RFC: Use torch.compile to reduce Python overhead by gau-nernst · Pull Request #73 · mingfeima/sglang

gau-nernst · 2025-05-09T07:15:00Z

Motivation

torch.compile() is usually thought of as a way to fuse and generate efficient kernels. However, in this PR, I propose to use torch.compile() in a slightly unusual way - use torch.compile() to reduce Python overhead.

How does it work?

torch.compile will "flatten" / "in-line" kernel calls, eliminating all Python redirections in SGLang runtime.

Without TP (single NUMA machine)

Before	After

Qwen2.5-7B-Instruct	Prefill tok/s	Decode tok/s
Before	106.12	9.73
After	106.38	10.65

We can see the generated code with TORCH_LOGS=output_code

With TP=4 (multi NUMA machine) (I couldn't get profile trace from this system, so only benchmark numbers here)

Qwen2.5-7B-Instruct	Prefill tok/s	Decode tok/s
Before	1194.46	47.47
After	1192.55	53.65

Note:

Currently I only apply torch.compile() for decode, so prefill numbers should stay the same.
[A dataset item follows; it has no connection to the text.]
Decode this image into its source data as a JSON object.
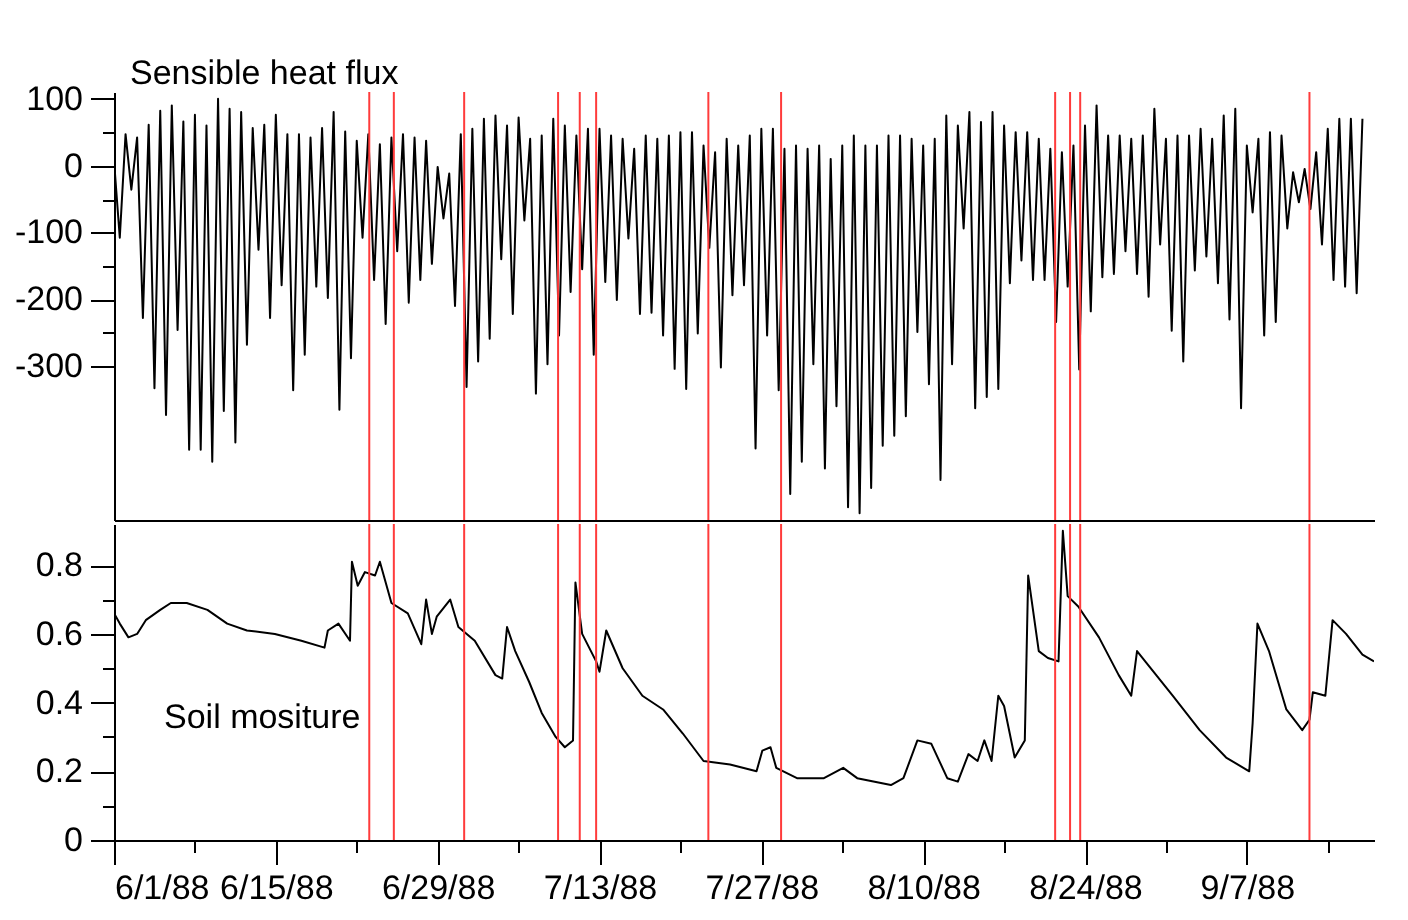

I think this can be applied for prefill as well, though might be tricky to handle dynamic shapes

Why is this useful?

I saw that the Intel team rewrote DeepSeek model code in C++ (deepseek.cpp) to eliminate the Python overhead.
To me, this seems like a perfect use case for a compiler like torch.compile() - translate Python code to C++ (note that I still use dedicated VNNI/INT8/FP8... kernels here. I don't expect torch.compile() to replace those kernels).
This would be more scalable to support other model architectures x quantization combinations.

Can we do even better?

Like you can see in the stack trace above, there are still some sources of Python overhead:

Whenever we enter the torch.compile() code, there is quite a bit of overhead (torch/_dynamo/***)
Kernel calls are still done in Python

I played around it in a bit, and it seems like we can use AOTI for this https://docs.pytorch.org/docs/stable/torch.compiler_aot_inductor.html. The basic idea

Use torch.export to export the Pytorch program (captured by Dynamo)
Run this exported program in C++ torch::inductor::AOTIModelPackageLoader -> we only need a Python wrapper around this
- I tested torch._inductor.aoti_load_package(), and this still calls each kernel from Python, so it's still slower than using C++ API.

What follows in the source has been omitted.